Detlef Düring hat dagegen sein Gespräch mit dem noch relativ neuen Bürgermeister, der im Wahlkampf mehr Bürgernähe versprochen hat, schon hinter sich. "Er macht einen guten Eindruck", so der Veerter, der sich unter anderem mehr Beleuchtung vom Spitsweg Richtung B 9 wünscht. Sein Eindruck von Kaiser und dem neuen Angebot? "Ich finde es gut, mit ihm persönlich zu bestimmten Zeiten reden zu können. Und auf mich macht er einen sehr angenehmen Eindruck."
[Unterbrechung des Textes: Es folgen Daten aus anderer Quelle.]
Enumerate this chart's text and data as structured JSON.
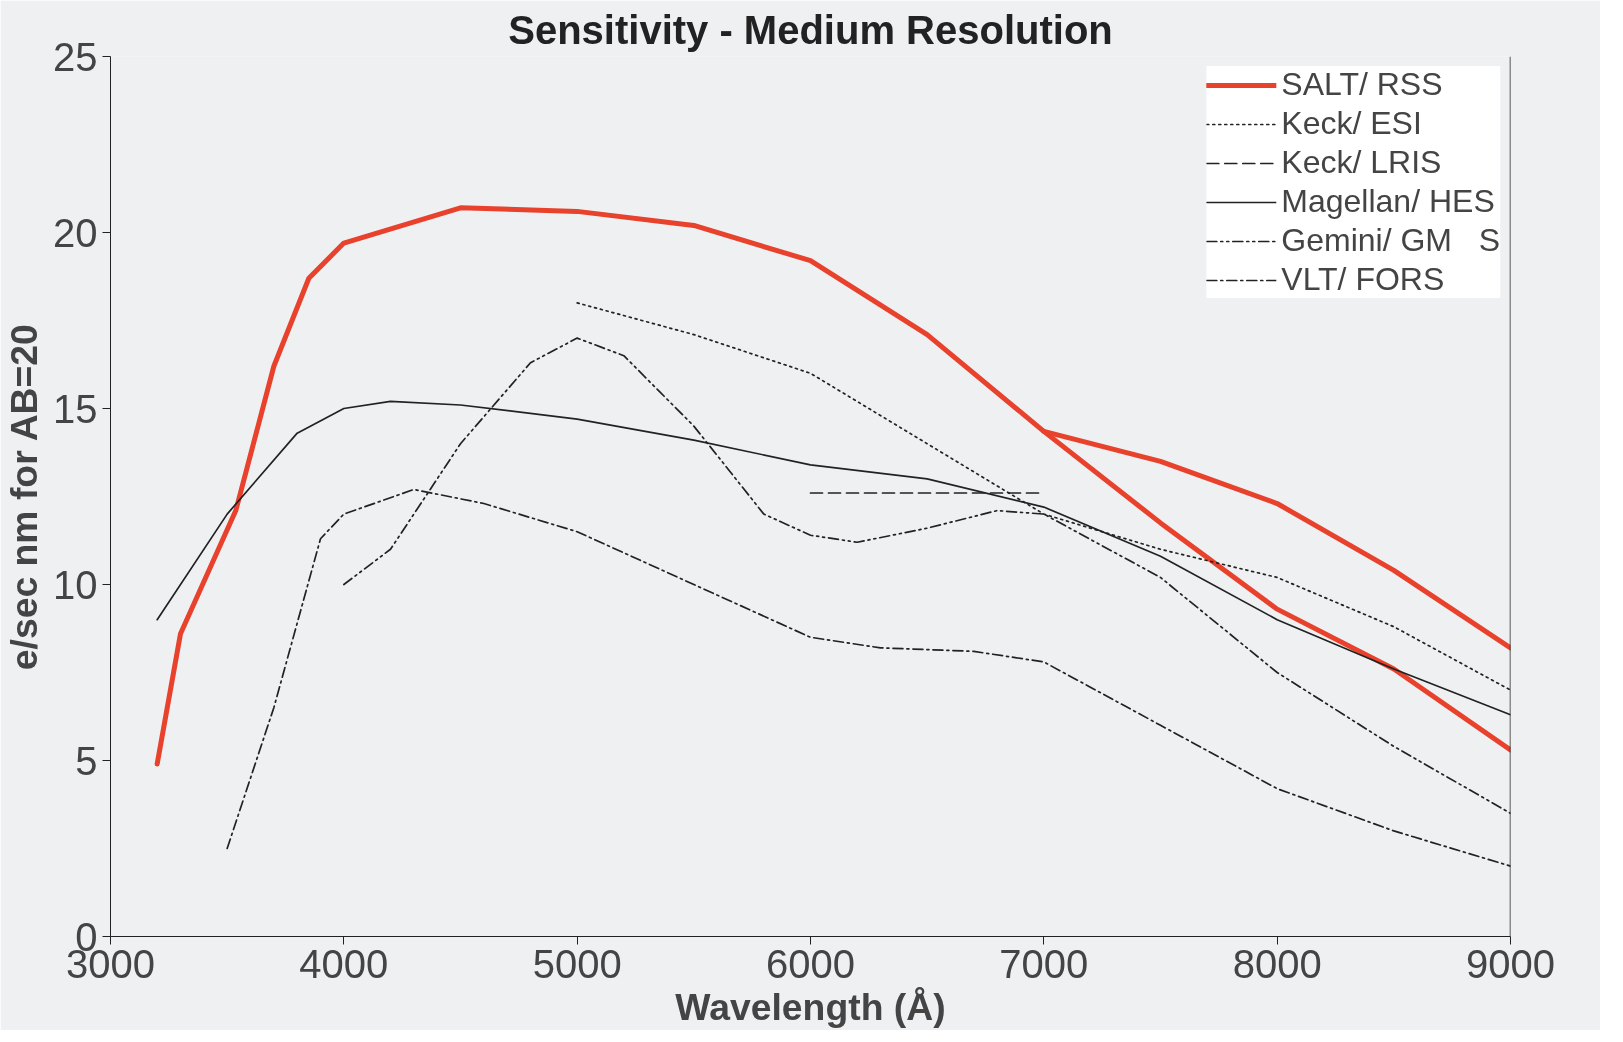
{
  "chart_data": {
    "type": "line",
    "title": "Sensitivity - Medium Resolution",
    "xlabel": "Wavelength (Å)",
    "ylabel": "e/sec nm for AB=20",
    "xlim": [
      3000,
      9000
    ],
    "ylim": [
      0,
      25
    ],
    "xticks": [
      3000,
      4000,
      5000,
      6000,
      7000,
      8000,
      9000
    ],
    "yticks": [
      0,
      5,
      10,
      15,
      20,
      25
    ],
    "grid": false,
    "legend": "top right",
    "marker": "none",
    "series": [
      {
        "name": "SALT/ RSS",
        "color": "#e8412c",
        "line_style": "solid",
        "x": [
          3200,
          3300,
          3537,
          3700,
          3850,
          4000,
          4500,
          5000,
          5500,
          6000,
          6500,
          7000,
          7500,
          8000,
          8500,
          9000
        ],
        "values": [
          4.9,
          8.6,
          12.1,
          16.2,
          18.7,
          19.7,
          20.7,
          20.6,
          20.2,
          19.2,
          17.1,
          14.35,
          11.75,
          9.3,
          7.6,
          5.3
        ]
      },
      {
        "color": "#e8412c",
        "line_style": "solid",
        "x": [
          7000,
          7500,
          8000,
          8500,
          9000
        ],
        "values": [
          14.35,
          13.5,
          12.3,
          10.4,
          8.2
        ]
      },
      {
        "name": "Keck/ ESI",
        "color": "#222222",
        "line_style": "dotted",
        "x": [
          5000,
          5500,
          6000,
          6500,
          7000,
          7500,
          8000,
          8500,
          9000
        ],
        "values": [
          18,
          17.1,
          16,
          14,
          12,
          11,
          10.2,
          8.8,
          7
        ]
      },
      {
        "name": "Keck/ LRIS",
        "color": "#222222",
        "line_style": "dashed",
        "x": [
          6000,
          7000
        ],
        "values": [
          12.6,
          12.6
        ]
      },
      {
        "name": "Magellan/ HES",
        "color": "#222222",
        "line_style": "solid",
        "x": [
          3200,
          3500,
          3800,
          4000,
          4200,
          4500,
          5000,
          5500,
          6000,
          6500,
          7000,
          7500,
          8000,
          8500,
          9000
        ],
        "values": [
          9,
          12,
          14.3,
          15,
          15.2,
          15.1,
          14.7,
          14.1,
          13.4,
          13,
          12.2,
          10.8,
          9,
          7.6,
          6.3
        ]
      },
      {
        "name": "Gemini/ GM   S",
        "color": "#222222",
        "line_style": "dashdotdot",
        "x": [
          4000,
          4200,
          4500,
          4800,
          5000,
          5200,
          5500,
          5800,
          6000,
          6200,
          6500,
          6800,
          7000,
          7500,
          8000,
          8500,
          9000
        ],
        "values": [
          10,
          11,
          14,
          16.3,
          17,
          16.5,
          14.5,
          12,
          11.4,
          11.2,
          11.6,
          12.1,
          12,
          10.2,
          7.5,
          5.4,
          3.5
        ]
      },
      {
        "name": "VLT/ FORS",
        "color": "#222222",
        "line_style": "dashdot",
        "x": [
          3500,
          3700,
          3900,
          4000,
          4300,
          4600,
          5000,
          5500,
          6000,
          6300,
          6700,
          7000,
          7500,
          8000,
          8500,
          9000
        ],
        "values": [
          2.5,
          6.5,
          11.3,
          12,
          12.7,
          12.3,
          11.5,
          10,
          8.5,
          8.2,
          8.1,
          7.8,
          6,
          4.2,
          3,
          2
        ]
      }
    ]
  }
}
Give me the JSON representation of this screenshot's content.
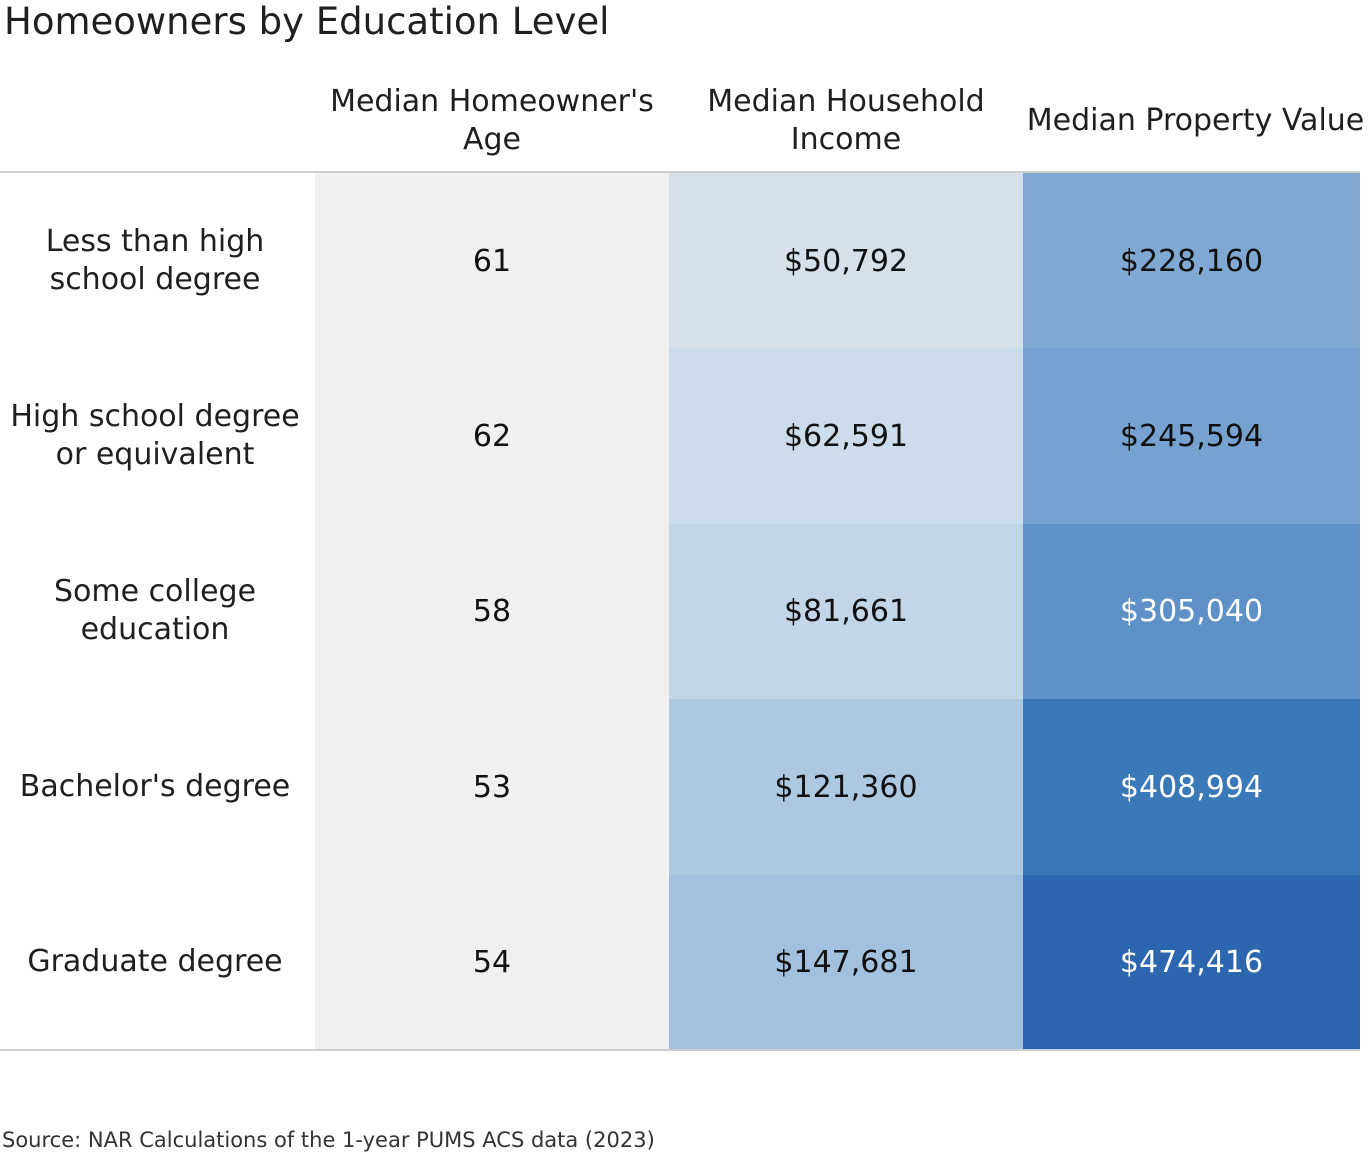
{
  "chart_data": {
    "type": "table",
    "title": "Homeowners by Education Level",
    "columns": [
      "Median Homeowner's Age",
      "Median Household Income",
      "Median Property Value"
    ],
    "rows": [
      {
        "label": "Less than high school degree",
        "age": "61",
        "income": "$50,792",
        "value": "$228,160"
      },
      {
        "label": "High school degree or equivalent",
        "age": "62",
        "income": "$62,591",
        "value": "$245,594"
      },
      {
        "label": "Some college education",
        "age": "58",
        "income": "$81,661",
        "value": "$305,040"
      },
      {
        "label": "Bachelor's degree",
        "age": "53",
        "income": "$121,360",
        "value": "$408,994"
      },
      {
        "label": "Graduate degree",
        "age": "54",
        "income": "$147,681",
        "value": "$474,416"
      }
    ],
    "source": "Source: NAR Calculations of the 1-year PUMS ACS data (2023)",
    "colors": {
      "age": "#f0f0f0",
      "income": [
        "#d6e0ea",
        "#cddcea",
        "#c3d6e7",
        "#adc8e1",
        "#a2c1de"
      ],
      "value": [
        "#7fa8d2",
        "#75a2d0",
        "#5d91c7",
        "#3a79b8",
        "#2c66af"
      ],
      "text_dark": "#111111",
      "text_light": "#ffffff"
    }
  }
}
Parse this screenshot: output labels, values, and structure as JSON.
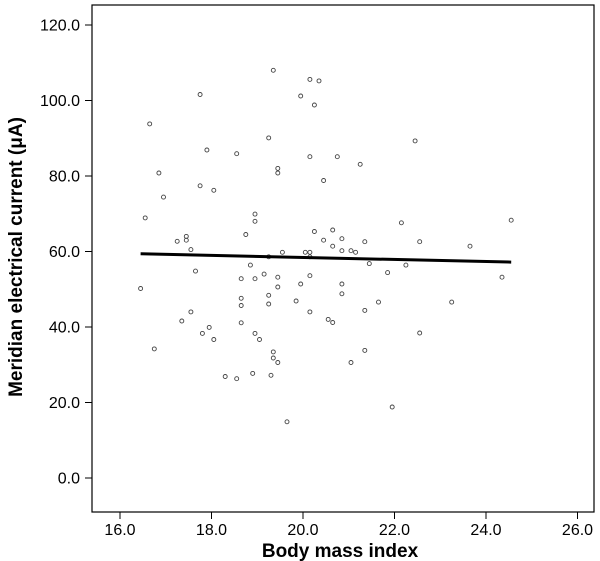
{
  "chart_data": {
    "type": "scatter",
    "title": "",
    "xlabel": "Body mass index",
    "ylabel": "Meridian electrical current (μA)",
    "xlim": [
      15.0,
      26.8
    ],
    "ylim": [
      -4.0,
      124.0
    ],
    "x_ticks": [
      16.0,
      18.0,
      20.0,
      22.0,
      24.0,
      26.0
    ],
    "x_tick_labels": [
      "16.0",
      "18.0",
      "20.0",
      "22.0",
      "24.0",
      "26.0"
    ],
    "y_ticks": [
      0.0,
      20.0,
      40.0,
      60.0,
      80.0,
      100.0,
      120.0
    ],
    "y_tick_labels": [
      "0.0",
      "20.0",
      "40.0",
      "60.0",
      "80.0",
      "100.0",
      "120.0"
    ],
    "grid": false,
    "legend": "none",
    "points": [
      {
        "x": 16.45,
        "y": 50.2
      },
      {
        "x": 16.55,
        "y": 68.9
      },
      {
        "x": 16.65,
        "y": 93.8
      },
      {
        "x": 16.75,
        "y": 34.2
      },
      {
        "x": 16.85,
        "y": 80.8
      },
      {
        "x": 16.95,
        "y": 74.4
      },
      {
        "x": 17.25,
        "y": 62.7
      },
      {
        "x": 17.35,
        "y": 41.6
      },
      {
        "x": 17.45,
        "y": 64.0
      },
      {
        "x": 17.45,
        "y": 63.0
      },
      {
        "x": 17.55,
        "y": 60.5
      },
      {
        "x": 17.55,
        "y": 44.0
      },
      {
        "x": 17.65,
        "y": 54.8
      },
      {
        "x": 17.75,
        "y": 101.6
      },
      {
        "x": 17.75,
        "y": 77.4
      },
      {
        "x": 17.8,
        "y": 38.3
      },
      {
        "x": 17.9,
        "y": 86.9
      },
      {
        "x": 17.95,
        "y": 39.9
      },
      {
        "x": 18.05,
        "y": 76.2
      },
      {
        "x": 18.05,
        "y": 36.7
      },
      {
        "x": 18.3,
        "y": 26.9
      },
      {
        "x": 18.55,
        "y": 85.9
      },
      {
        "x": 18.55,
        "y": 26.3
      },
      {
        "x": 18.65,
        "y": 52.8
      },
      {
        "x": 18.65,
        "y": 47.6
      },
      {
        "x": 18.65,
        "y": 45.7
      },
      {
        "x": 18.65,
        "y": 41.1
      },
      {
        "x": 18.75,
        "y": 64.5
      },
      {
        "x": 18.85,
        "y": 56.4
      },
      {
        "x": 18.9,
        "y": 27.7
      },
      {
        "x": 18.95,
        "y": 69.9
      },
      {
        "x": 18.95,
        "y": 68.0
      },
      {
        "x": 18.95,
        "y": 52.8
      },
      {
        "x": 18.95,
        "y": 38.3
      },
      {
        "x": 19.05,
        "y": 36.7
      },
      {
        "x": 19.15,
        "y": 54.0
      },
      {
        "x": 19.25,
        "y": 90.1
      },
      {
        "x": 19.25,
        "y": 58.6
      },
      {
        "x": 19.25,
        "y": 48.4
      },
      {
        "x": 19.25,
        "y": 46.1
      },
      {
        "x": 19.3,
        "y": 27.2
      },
      {
        "x": 19.35,
        "y": 108.0
      },
      {
        "x": 19.35,
        "y": 33.4
      },
      {
        "x": 19.35,
        "y": 31.8
      },
      {
        "x": 19.45,
        "y": 82.0
      },
      {
        "x": 19.45,
        "y": 80.8
      },
      {
        "x": 19.45,
        "y": 53.2
      },
      {
        "x": 19.45,
        "y": 50.6
      },
      {
        "x": 19.45,
        "y": 30.6
      },
      {
        "x": 19.55,
        "y": 59.8
      },
      {
        "x": 19.65,
        "y": 14.9
      },
      {
        "x": 19.85,
        "y": 46.9
      },
      {
        "x": 19.95,
        "y": 101.2
      },
      {
        "x": 19.95,
        "y": 51.4
      },
      {
        "x": 20.05,
        "y": 59.8
      },
      {
        "x": 20.15,
        "y": 105.6
      },
      {
        "x": 20.15,
        "y": 85.1
      },
      {
        "x": 20.15,
        "y": 59.8
      },
      {
        "x": 20.15,
        "y": 58.6
      },
      {
        "x": 20.15,
        "y": 53.6
      },
      {
        "x": 20.15,
        "y": 44.0
      },
      {
        "x": 20.25,
        "y": 98.8
      },
      {
        "x": 20.25,
        "y": 65.3
      },
      {
        "x": 20.35,
        "y": 105.2
      },
      {
        "x": 20.45,
        "y": 78.8
      },
      {
        "x": 20.45,
        "y": 63.0
      },
      {
        "x": 20.55,
        "y": 42.0
      },
      {
        "x": 20.65,
        "y": 65.7
      },
      {
        "x": 20.65,
        "y": 61.4
      },
      {
        "x": 20.65,
        "y": 41.2
      },
      {
        "x": 20.75,
        "y": 85.1
      },
      {
        "x": 20.85,
        "y": 63.4
      },
      {
        "x": 20.85,
        "y": 60.2
      },
      {
        "x": 20.85,
        "y": 51.4
      },
      {
        "x": 20.85,
        "y": 48.8
      },
      {
        "x": 21.05,
        "y": 60.2
      },
      {
        "x": 21.05,
        "y": 30.6
      },
      {
        "x": 21.15,
        "y": 59.8
      },
      {
        "x": 21.25,
        "y": 83.1
      },
      {
        "x": 21.35,
        "y": 62.6
      },
      {
        "x": 21.35,
        "y": 44.4
      },
      {
        "x": 21.35,
        "y": 33.8
      },
      {
        "x": 21.45,
        "y": 56.8
      },
      {
        "x": 21.65,
        "y": 46.6
      },
      {
        "x": 21.85,
        "y": 54.4
      },
      {
        "x": 21.95,
        "y": 18.8
      },
      {
        "x": 22.15,
        "y": 67.6
      },
      {
        "x": 22.25,
        "y": 56.4
      },
      {
        "x": 22.45,
        "y": 89.3
      },
      {
        "x": 22.55,
        "y": 62.6
      },
      {
        "x": 22.55,
        "y": 38.4
      },
      {
        "x": 23.25,
        "y": 46.6
      },
      {
        "x": 23.65,
        "y": 61.4
      },
      {
        "x": 24.35,
        "y": 53.2
      },
      {
        "x": 24.55,
        "y": 68.3
      }
    ],
    "fit_line": {
      "x": [
        16.45,
        24.55
      ],
      "y": [
        59.4,
        57.2
      ]
    }
  }
}
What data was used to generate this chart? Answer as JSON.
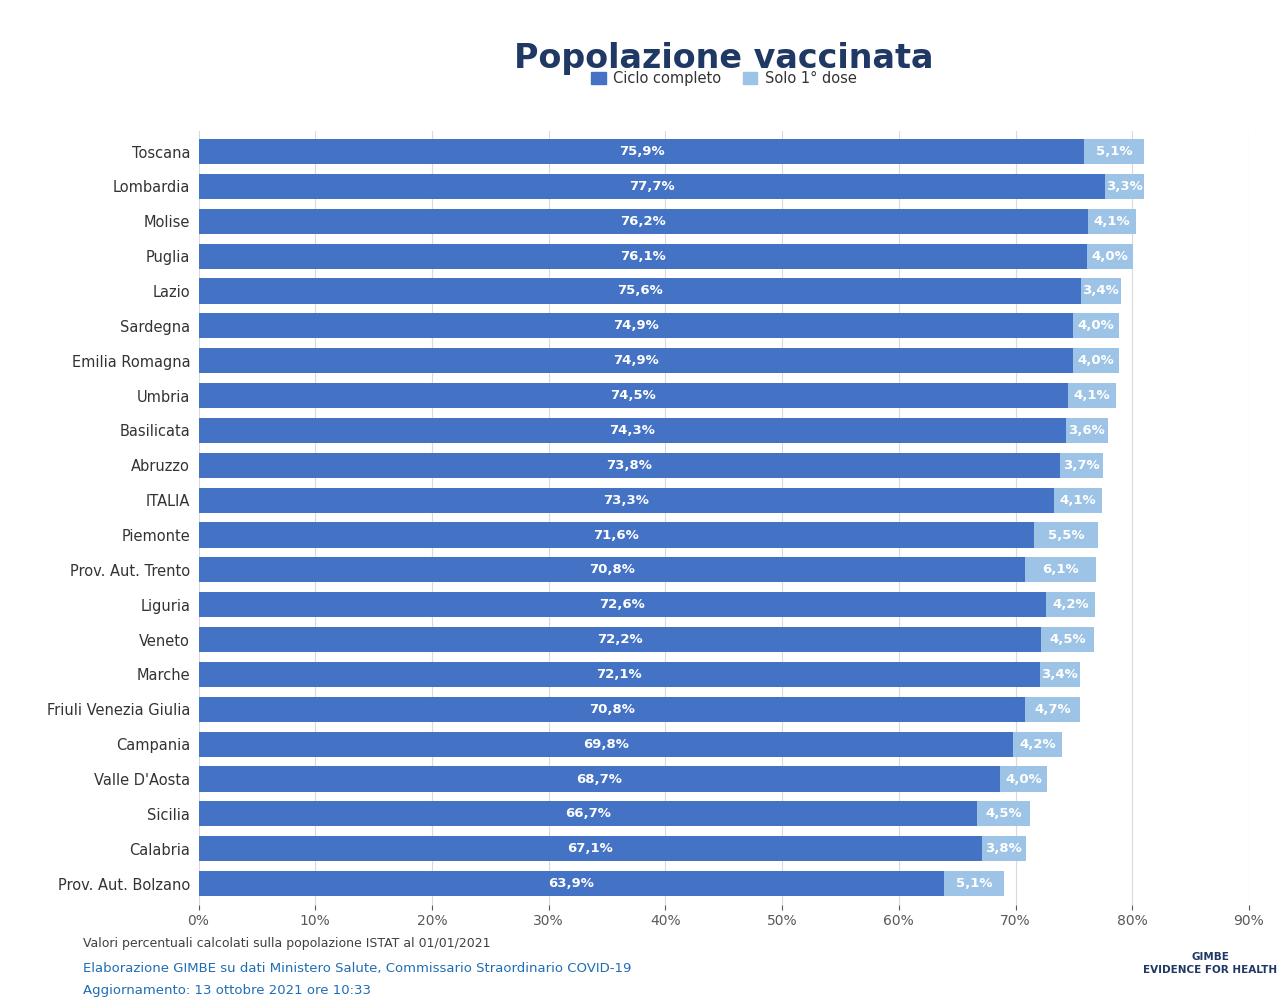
{
  "title": "Popolazione vaccinata",
  "title_color": "#1F3864",
  "legend_labels": [
    "Ciclo completo",
    "Solo 1° dose"
  ],
  "color_complete": "#4472C4",
  "color_partial": "#9DC3E6",
  "background_color": "#FFFFFF",
  "regions": [
    "Toscana",
    "Lombardia",
    "Molise",
    "Puglia",
    "Lazio",
    "Sardegna",
    "Emilia Romagna",
    "Umbria",
    "Basilicata",
    "Abruzzo",
    "ITALIA",
    "Piemonte",
    "Prov. Aut. Trento",
    "Liguria",
    "Veneto",
    "Marche",
    "Friuli Venezia Giulia",
    "Campania",
    "Valle D'Aosta",
    "Sicilia",
    "Calabria",
    "Prov. Aut. Bolzano"
  ],
  "complete": [
    75.9,
    77.7,
    76.2,
    76.1,
    75.6,
    74.9,
    74.9,
    74.5,
    74.3,
    73.8,
    73.3,
    71.6,
    70.8,
    72.6,
    72.2,
    72.1,
    70.8,
    69.8,
    68.7,
    66.7,
    67.1,
    63.9
  ],
  "partial": [
    5.1,
    3.3,
    4.1,
    4.0,
    3.4,
    4.0,
    4.0,
    4.1,
    3.6,
    3.7,
    4.1,
    5.5,
    6.1,
    4.2,
    4.5,
    3.4,
    4.7,
    4.2,
    4.0,
    4.5,
    3.8,
    5.1
  ],
  "xlim": [
    0,
    90
  ],
  "xticks": [
    0,
    10,
    20,
    30,
    40,
    50,
    60,
    70,
    80,
    90
  ],
  "xlabel_color": "#595959",
  "footnote1": "Valori percentuali calcolati sulla popolazione ISTAT al 01/01/2021",
  "footnote2": "Elaborazione GIMBE su dati Ministero Salute, Commissario Straordinario COVID-19",
  "footnote3": "Aggiornamento: 13 ottobre 2021 ore 10:33",
  "footnote_color1": "#404040",
  "footnote_color2": "#1F6DB5",
  "grid_color": "#D9D9D9",
  "bar_height": 0.72,
  "label_fontsize": 10.5,
  "tick_fontsize": 10,
  "title_fontsize": 24,
  "legend_fontsize": 10.5,
  "annot_fontsize": 9.5
}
Ein Urteil, das Melanie Uhlmann bestätigt. "Ich habe einen positiven Eindruck erhalten. Er wirkt nett und sehr bürgernah." Die Hartefelderin wusste vorher, dass der Bürgermeister ihr Anliegen nicht einfach so würde durchwinken können. Schließlich könne er ja nichts für die Verordnung des Landes, dass Kinder im Offenen Ganztag auf jeden Fall bis 15 Uhr in der Schule bleiben müssten, obwohl sie eher abgeholt werden könnten, um dann mit den Eltern zu essen. Uhlmann: "Aber er hat sich alles notiert und will sich dann entsprechend informieren."

Eine Vorgehensweise, die Kaiser in allen 17 Gesprächen, die im Durchschnitt 10,76 Minuten dauern, als Grundlage festgelegt hat. Diese Zeitmessung seiner Sekretärin soll übrigens künftig dabei helfen, lange Wartezeiten zu vermeiden, wie er später in einem Fazit erklären wird. "Einen bunten Gemischtwarenladen an Themen" wird er die drei Stunden mit intensivem Bürger-Nahkontakt später beschreiben. Ob es in Zukunft vielleicht auch eine Art Terminvergabe für die Bürgersprechstunde geben wird? Fakt ist jedenfalls, dass das nächste Angebot dieser Art erst mal in der Premieren-Version über die Bühne gehen wird.

Nach 75 Minuten Warten sind auch die Pfadfinder an der Reihe. Eine knappe Viertelstunde später kommt das Trio gut gelaunt wieder aus dem Büro. "Er war super freundlich und nett. Und er hat uns gesagt, dass es nicht sein könne, dass wir als Ehrenamtler auch noch auf den Kosten für eine Reinigung des Zeltes sitzen bleiben dürfen", so Deselaers. Er wolle sich um eine Lösung kümmern.